10/16 No wind and no charter. Good grief Charlie brown! It was killing me to know that they were there and I wasn’t. Bumped into a friend and said lets go. Left the dock at 11:00, see a pattern here? Made 40 miles quick and found the fleet. Plenty of boats. Second boat we spotted a big yellow on the first drift and went back. Armed with a 3lb white trout and a Godzilla 18/0 Eagle claw we bombed the water with chum goodies and I got picked up deep. Came tight and fish on. Fought the fish ala “rod holder style” for about twenty minutes and Kyle stuck the gaff in a not so happy 140lb plus fish. Neat. We bounced around a few more boats and saw probably five or more big yellow before being broke off on 200lb floro and a 135lb mono top shot. Too much drag I suppose. We hauled butt back to the dock, cleaned our tuna and passed out steaks. Capt. One Eye came in with a 221lb and a 150 plus blacks. Several other big fish were brought in.

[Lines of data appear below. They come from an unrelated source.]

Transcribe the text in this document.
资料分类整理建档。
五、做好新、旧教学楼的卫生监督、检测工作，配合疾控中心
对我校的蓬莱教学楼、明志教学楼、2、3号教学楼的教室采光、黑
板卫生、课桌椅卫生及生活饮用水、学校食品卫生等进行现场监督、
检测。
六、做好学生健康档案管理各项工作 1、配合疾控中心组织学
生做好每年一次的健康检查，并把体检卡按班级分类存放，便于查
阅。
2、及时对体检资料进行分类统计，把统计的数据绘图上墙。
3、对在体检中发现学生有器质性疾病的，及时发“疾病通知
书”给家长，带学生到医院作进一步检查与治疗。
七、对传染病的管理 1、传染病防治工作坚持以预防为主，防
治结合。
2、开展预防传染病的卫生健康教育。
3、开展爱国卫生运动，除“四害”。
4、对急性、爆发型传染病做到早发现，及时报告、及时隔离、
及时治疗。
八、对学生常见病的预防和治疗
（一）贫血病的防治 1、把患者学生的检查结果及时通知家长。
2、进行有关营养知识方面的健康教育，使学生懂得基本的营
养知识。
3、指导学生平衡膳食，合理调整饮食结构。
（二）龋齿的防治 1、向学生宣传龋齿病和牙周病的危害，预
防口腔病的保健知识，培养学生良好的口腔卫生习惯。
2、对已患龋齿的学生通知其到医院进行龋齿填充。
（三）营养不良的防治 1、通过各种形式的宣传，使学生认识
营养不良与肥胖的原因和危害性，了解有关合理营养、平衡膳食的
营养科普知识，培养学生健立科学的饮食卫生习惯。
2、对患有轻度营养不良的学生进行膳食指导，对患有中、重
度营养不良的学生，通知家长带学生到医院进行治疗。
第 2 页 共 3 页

Everything seems to falling into place. Our mullet run this year should be much better than the years previous given the amount of large roe mullet in the river and the passes. Capt. Hunter has been killing them at the floater along with a few other guys. The Wahoo have shown up as well. We had a nice 70lber from the other day on an exploratory trip. The next month or so should be awesome and big tuna will be hitting our docks. Floaters, boats, open water fish on mullets or pogie schools. Should be stellar, I am having my site worked on right now. If anyone needs to get in touch with me, I will list my contact info. I have some primo dates available in November. If you would like to book a trip in Venice, Please give me a call and thanks for reading my reports. See ya.
Captain William Wall
|10-30-2011, 10:56 PM||#2|
Join Date: Aug 2009
Location: Mobile, Al
Well what can I say capt will it was a great trip. That was the biggest blackfins I have ever put in the boat and I have fished from the keys to Texas. People if you have never fished Venice you should go at least 1 time in your life. There were fish every where and the great part it you could watch them eat your bait 5 foot from the boat. Fishing behind the shrimp boats is awesome. If your looking for a tuna charter I would defiantly recommend capt will. Thanks again will for a great trip!